Libav/ffmpeg has a very useful document that keeps track of all API changes, it's located in 'doc/APIchanges'. The best way to find out how the old API actually worked is to search for the commit that removed the function (just search for the function name), go back one commit, go to the corresponding tree, and look at the example code (e.g. output-example.c for libavformat).
#### GUI ####
The GUI uses a wizard-like layout to show all the settings, rather than separate settings windows. This makes all settings immediately visible, so you're less likely to waste an hour of time because you forgot to turn on the microphone, for example. It also means all settings are easily discoverable. Yes, it means the user has to press 'continue' a few times. But I assume that many of these settings will be changed very often, if not every time. Opening separate windows to change settings, or just to check if they are still correct, would take a far more time.
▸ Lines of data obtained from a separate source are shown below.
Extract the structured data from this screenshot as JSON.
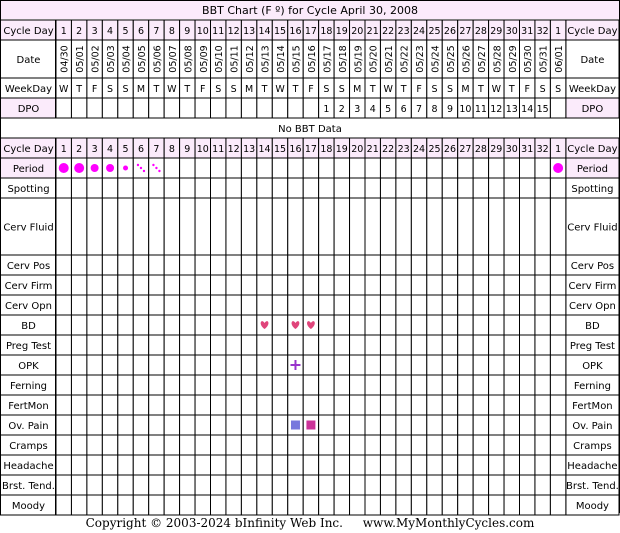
{
  "title": "BBT Chart (F º) for Cycle April 30, 2008",
  "no_data_label": "No BBT Data",
  "footer": {
    "copyright": "Copyright © 2003-2024 bInfinity Web Inc.",
    "site": "www.MyMonthlyCycles.com"
  },
  "colors": {
    "header_bg": "#FBEBFB",
    "grid_line": "#000000",
    "period": "#FF00FF",
    "bd_heart": "#E0457B",
    "opk_plus": "#9933CC",
    "ov_pain_left": "#7777DD",
    "ov_pain_right": "#CC3399"
  },
  "chart_data": {
    "type": "table",
    "title": "BBT Chart (F º) for Cycle April 30, 2008",
    "header_rows": {
      "cycle_day_label": "Cycle Day",
      "date_label": "Date",
      "weekday_label": "WeekDay",
      "dpo_label": "DPO",
      "cycle_days": [
        "1",
        "2",
        "3",
        "4",
        "5",
        "6",
        "7",
        "8",
        "9",
        "10",
        "11",
        "12",
        "13",
        "14",
        "15",
        "16",
        "17",
        "18",
        "19",
        "20",
        "21",
        "22",
        "23",
        "24",
        "25",
        "26",
        "27",
        "28",
        "29",
        "30",
        "31",
        "32",
        "1"
      ],
      "dates": [
        "04/30",
        "05/01",
        "05/02",
        "05/03",
        "05/04",
        "05/05",
        "05/06",
        "05/07",
        "05/08",
        "05/09",
        "05/10",
        "05/11",
        "05/12",
        "05/13",
        "05/14",
        "05/15",
        "05/16",
        "05/17",
        "05/18",
        "05/19",
        "05/20",
        "05/21",
        "05/22",
        "05/23",
        "05/24",
        "05/25",
        "05/26",
        "05/27",
        "05/28",
        "05/29",
        "05/30",
        "05/31",
        "06/01"
      ],
      "weekdays": [
        "W",
        "T",
        "F",
        "S",
        "S",
        "M",
        "T",
        "W",
        "T",
        "F",
        "S",
        "S",
        "M",
        "T",
        "W",
        "T",
        "F",
        "S",
        "S",
        "M",
        "T",
        "W",
        "T",
        "F",
        "S",
        "S",
        "M",
        "T",
        "W",
        "T",
        "F",
        "S",
        "S"
      ],
      "dpo": [
        "",
        "",
        "",
        "",
        "",
        "",
        "",
        "",
        "",
        "",
        "",
        "",
        "",
        "",
        "",
        "",
        "",
        "1",
        "2",
        "3",
        "4",
        "5",
        "6",
        "7",
        "8",
        "9",
        "10",
        "11",
        "12",
        "13",
        "14",
        "15",
        ""
      ]
    },
    "bbt_temperatures": [],
    "rows": [
      {
        "label": "Period",
        "marks": [
          {
            "day_index": 0,
            "symbol": "period",
            "size": "heavy"
          },
          {
            "day_index": 1,
            "symbol": "period",
            "size": "heavy"
          },
          {
            "day_index": 2,
            "symbol": "period",
            "size": "medium"
          },
          {
            "day_index": 3,
            "symbol": "period",
            "size": "medium"
          },
          {
            "day_index": 4,
            "symbol": "period",
            "size": "light"
          },
          {
            "day_index": 5,
            "symbol": "period",
            "size": "spotting"
          },
          {
            "day_index": 6,
            "symbol": "period",
            "size": "spotting"
          },
          {
            "day_index": 32,
            "symbol": "period",
            "size": "heavy"
          }
        ]
      },
      {
        "label": "Spotting",
        "marks": []
      },
      {
        "label": "Cerv Fluid",
        "marks": []
      },
      {
        "label": "Cerv Pos",
        "marks": []
      },
      {
        "label": "Cerv Firm",
        "marks": []
      },
      {
        "label": "Cerv Opn",
        "marks": []
      },
      {
        "label": "BD",
        "marks": [
          {
            "day_index": 13,
            "symbol": "heart"
          },
          {
            "day_index": 15,
            "symbol": "heart"
          },
          {
            "day_index": 16,
            "symbol": "heart"
          }
        ]
      },
      {
        "label": "Preg Test",
        "marks": []
      },
      {
        "label": "OPK",
        "marks": [
          {
            "day_index": 15,
            "symbol": "plus"
          }
        ]
      },
      {
        "label": "Ferning",
        "marks": []
      },
      {
        "label": "FertMon",
        "marks": []
      },
      {
        "label": "Ov. Pain",
        "marks": [
          {
            "day_index": 15,
            "symbol": "square-left"
          },
          {
            "day_index": 16,
            "symbol": "square-right"
          }
        ]
      },
      {
        "label": "Cramps",
        "marks": []
      },
      {
        "label": "Headache",
        "marks": []
      },
      {
        "label": "Brst. Tend.",
        "marks": []
      },
      {
        "label": "Moody",
        "marks": []
      }
    ]
  }
}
#### Capturing hotkeys ####
Capturing key presses system-wide is a lot more annoying than I expected. I'm using XGrabKey because this appears to be the right way to do it. But with this function you can't capture all keys, apparently. Function keys are blocked. Ubuntu 12.04 only blocked function keys with no modifiers (and since X considers Num Lock a modifier, it wasn't really blocking anything), but Xubuntu 12.10 appears to block them completely. So for now I'm just relying on the letter keys.
An unexpected but useful side-effect of XGrabKey is that will capture key presses *without* sending the actual key press to the program that you are recording (or any other program actually). This means conflicts are less likely - instead of choosing a hotkey that isn't used by anything, the user can now simply choose any hotkey that he doesn't currently need. And how often do you really *need* something like Ctrl+R to use a program?